We’ve already struggled with that a little bit in the beginning because our large-scale partners have existing organizational approach to things. We have to adapt to their styles, and there are times we had to consciously step back to make sure that our talented people have the opportunity to bring ideas to the forefront, move, and be facile.
That’s a good problem to have if you’re that successful. We believe that we’re going to be able to talk about some early victories in the next quarter. We haven’t moved the mountain yet, but we think we’re tilting it in the right direction.
We’re seeing 20% lower emergency room visits for our commercial patients and 16% lower emergency room visits for our Medicare patients. As we gain maturity in our programs, the model could become in greater demand and we just have to make sure we execute on evolving as a really smart population health company. Overall, it’s a complicated business, but managing growth with execution will be probably our greatest challenge over the next three years.

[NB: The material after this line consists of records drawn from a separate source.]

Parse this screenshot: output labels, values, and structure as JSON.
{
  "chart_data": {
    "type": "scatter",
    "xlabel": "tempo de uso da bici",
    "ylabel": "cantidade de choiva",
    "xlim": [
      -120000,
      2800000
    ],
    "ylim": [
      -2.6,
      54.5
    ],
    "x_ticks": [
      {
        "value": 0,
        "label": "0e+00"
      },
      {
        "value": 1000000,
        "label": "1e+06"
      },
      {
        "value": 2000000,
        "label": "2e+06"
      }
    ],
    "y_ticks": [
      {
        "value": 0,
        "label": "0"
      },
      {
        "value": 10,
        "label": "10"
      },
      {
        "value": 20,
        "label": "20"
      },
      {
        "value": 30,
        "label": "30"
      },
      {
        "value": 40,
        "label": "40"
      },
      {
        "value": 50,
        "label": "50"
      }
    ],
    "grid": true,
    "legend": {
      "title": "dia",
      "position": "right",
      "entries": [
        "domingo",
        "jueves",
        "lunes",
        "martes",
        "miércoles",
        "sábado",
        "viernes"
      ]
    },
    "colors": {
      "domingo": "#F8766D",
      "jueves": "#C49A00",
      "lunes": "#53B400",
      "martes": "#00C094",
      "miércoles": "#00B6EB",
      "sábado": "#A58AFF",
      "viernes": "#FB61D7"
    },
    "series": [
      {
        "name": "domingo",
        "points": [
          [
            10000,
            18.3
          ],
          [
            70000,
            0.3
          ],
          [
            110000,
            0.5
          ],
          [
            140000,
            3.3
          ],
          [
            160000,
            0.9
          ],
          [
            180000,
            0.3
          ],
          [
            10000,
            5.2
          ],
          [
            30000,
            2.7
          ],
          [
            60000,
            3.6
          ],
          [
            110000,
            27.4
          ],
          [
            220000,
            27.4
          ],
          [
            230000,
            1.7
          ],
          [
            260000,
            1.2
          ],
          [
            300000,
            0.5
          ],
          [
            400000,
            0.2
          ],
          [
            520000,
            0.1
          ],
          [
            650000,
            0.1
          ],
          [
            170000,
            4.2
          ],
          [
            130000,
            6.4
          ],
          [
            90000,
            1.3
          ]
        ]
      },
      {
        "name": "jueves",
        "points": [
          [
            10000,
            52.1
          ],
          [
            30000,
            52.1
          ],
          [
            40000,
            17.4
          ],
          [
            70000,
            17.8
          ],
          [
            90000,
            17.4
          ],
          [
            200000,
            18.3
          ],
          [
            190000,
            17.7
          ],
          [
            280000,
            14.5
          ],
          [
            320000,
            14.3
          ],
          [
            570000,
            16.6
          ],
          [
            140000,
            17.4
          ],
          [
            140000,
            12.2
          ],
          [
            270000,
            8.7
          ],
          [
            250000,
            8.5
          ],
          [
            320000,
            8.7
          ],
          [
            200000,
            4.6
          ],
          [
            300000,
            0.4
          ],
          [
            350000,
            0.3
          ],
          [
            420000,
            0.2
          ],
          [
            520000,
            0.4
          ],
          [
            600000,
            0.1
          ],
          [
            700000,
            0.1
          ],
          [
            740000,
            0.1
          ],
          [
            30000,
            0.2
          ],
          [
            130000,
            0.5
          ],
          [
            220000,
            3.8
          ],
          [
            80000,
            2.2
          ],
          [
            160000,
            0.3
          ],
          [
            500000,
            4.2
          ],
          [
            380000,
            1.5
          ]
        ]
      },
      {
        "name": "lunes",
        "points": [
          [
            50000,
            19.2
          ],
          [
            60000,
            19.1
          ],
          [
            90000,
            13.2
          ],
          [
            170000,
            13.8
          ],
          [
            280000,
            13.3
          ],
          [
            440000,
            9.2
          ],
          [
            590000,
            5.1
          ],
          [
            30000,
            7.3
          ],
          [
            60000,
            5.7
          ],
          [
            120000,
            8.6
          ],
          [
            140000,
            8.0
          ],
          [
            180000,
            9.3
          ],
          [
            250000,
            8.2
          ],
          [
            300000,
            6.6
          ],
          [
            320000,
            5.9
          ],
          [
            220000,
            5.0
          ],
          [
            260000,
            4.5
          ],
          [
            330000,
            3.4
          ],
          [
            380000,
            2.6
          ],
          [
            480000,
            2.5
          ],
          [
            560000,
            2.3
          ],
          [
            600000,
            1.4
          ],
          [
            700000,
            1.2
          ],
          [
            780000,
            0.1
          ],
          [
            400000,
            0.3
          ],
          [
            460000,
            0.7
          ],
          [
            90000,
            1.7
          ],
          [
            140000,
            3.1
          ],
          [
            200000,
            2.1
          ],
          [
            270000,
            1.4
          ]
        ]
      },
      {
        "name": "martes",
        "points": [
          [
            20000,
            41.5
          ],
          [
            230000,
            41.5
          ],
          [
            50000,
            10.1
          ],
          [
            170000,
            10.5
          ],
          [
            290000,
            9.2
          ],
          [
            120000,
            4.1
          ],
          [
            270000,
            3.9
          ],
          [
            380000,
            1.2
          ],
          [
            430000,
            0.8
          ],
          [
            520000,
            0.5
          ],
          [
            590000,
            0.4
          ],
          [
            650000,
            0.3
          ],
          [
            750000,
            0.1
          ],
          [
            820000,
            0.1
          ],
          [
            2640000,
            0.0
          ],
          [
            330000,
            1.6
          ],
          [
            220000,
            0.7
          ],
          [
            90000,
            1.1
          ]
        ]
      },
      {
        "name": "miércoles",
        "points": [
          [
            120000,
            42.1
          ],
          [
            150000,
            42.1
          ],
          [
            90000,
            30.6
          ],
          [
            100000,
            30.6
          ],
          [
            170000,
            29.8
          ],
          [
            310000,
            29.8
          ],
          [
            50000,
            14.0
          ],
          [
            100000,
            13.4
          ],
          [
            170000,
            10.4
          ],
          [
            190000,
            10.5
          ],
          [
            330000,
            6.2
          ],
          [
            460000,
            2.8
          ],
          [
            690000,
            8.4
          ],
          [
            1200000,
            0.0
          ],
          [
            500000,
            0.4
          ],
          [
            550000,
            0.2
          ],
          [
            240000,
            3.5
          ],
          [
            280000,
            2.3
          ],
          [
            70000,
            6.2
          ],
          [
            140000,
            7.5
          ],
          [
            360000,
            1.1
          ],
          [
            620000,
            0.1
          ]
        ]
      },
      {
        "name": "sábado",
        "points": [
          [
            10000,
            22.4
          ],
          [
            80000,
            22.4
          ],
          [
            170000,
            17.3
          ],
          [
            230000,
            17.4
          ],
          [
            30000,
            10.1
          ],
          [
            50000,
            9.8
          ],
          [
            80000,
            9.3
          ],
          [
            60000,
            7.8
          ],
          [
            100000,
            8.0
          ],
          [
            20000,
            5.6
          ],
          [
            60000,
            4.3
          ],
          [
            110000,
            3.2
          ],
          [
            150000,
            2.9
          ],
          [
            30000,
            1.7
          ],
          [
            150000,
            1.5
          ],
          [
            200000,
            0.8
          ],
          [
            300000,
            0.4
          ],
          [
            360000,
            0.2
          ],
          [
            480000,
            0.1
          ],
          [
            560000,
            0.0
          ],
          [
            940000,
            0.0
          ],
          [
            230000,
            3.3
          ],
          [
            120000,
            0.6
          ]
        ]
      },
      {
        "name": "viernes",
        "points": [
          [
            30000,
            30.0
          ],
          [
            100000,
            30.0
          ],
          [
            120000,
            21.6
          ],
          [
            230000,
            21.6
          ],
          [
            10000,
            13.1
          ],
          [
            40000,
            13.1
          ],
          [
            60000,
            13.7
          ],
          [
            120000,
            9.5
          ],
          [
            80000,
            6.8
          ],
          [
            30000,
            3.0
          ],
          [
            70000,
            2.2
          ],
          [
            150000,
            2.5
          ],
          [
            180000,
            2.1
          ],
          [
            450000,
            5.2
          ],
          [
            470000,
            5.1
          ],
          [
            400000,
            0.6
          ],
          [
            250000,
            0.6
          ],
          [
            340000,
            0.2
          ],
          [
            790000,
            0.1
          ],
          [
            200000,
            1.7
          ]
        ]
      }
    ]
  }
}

PULSE: More broadly, what other trends do you see disrupting primary care?
DR. COLETTA: So I think of disruption as a good thing. First, successful primary care doctors are going to increase both their professional and personal satisfaction in what they do. They’re going to move up their license for capabilities, as a lot of what they do on a routine basis gets supported by technologies and professionals (nurse practitioners, physician’s assistants) who can do it well at a lower price point. The successful primary doctors will embrace that model and be paid competitively. I think that’ll happen in Philadelphia. I think it will happen all over the country. By allowing that to happen, they’re disrupting the typical office-based, “I-have-to-see-30-patients-a-day” model.
From a market-based perspective, there will be strategic partnerships amongst stakeholders who may have previously been seen as competitors.
At the end of the day, there needs to be fundamental behavioral change in the way care is being delivered. It is changing the behavior of doctors, changing the behavior of patients, and changing the behavior of hospital executives and administrators. This takes time and is extremely complex. But at the end of the day, when you’re creating the finest care possible, the value will follow over time.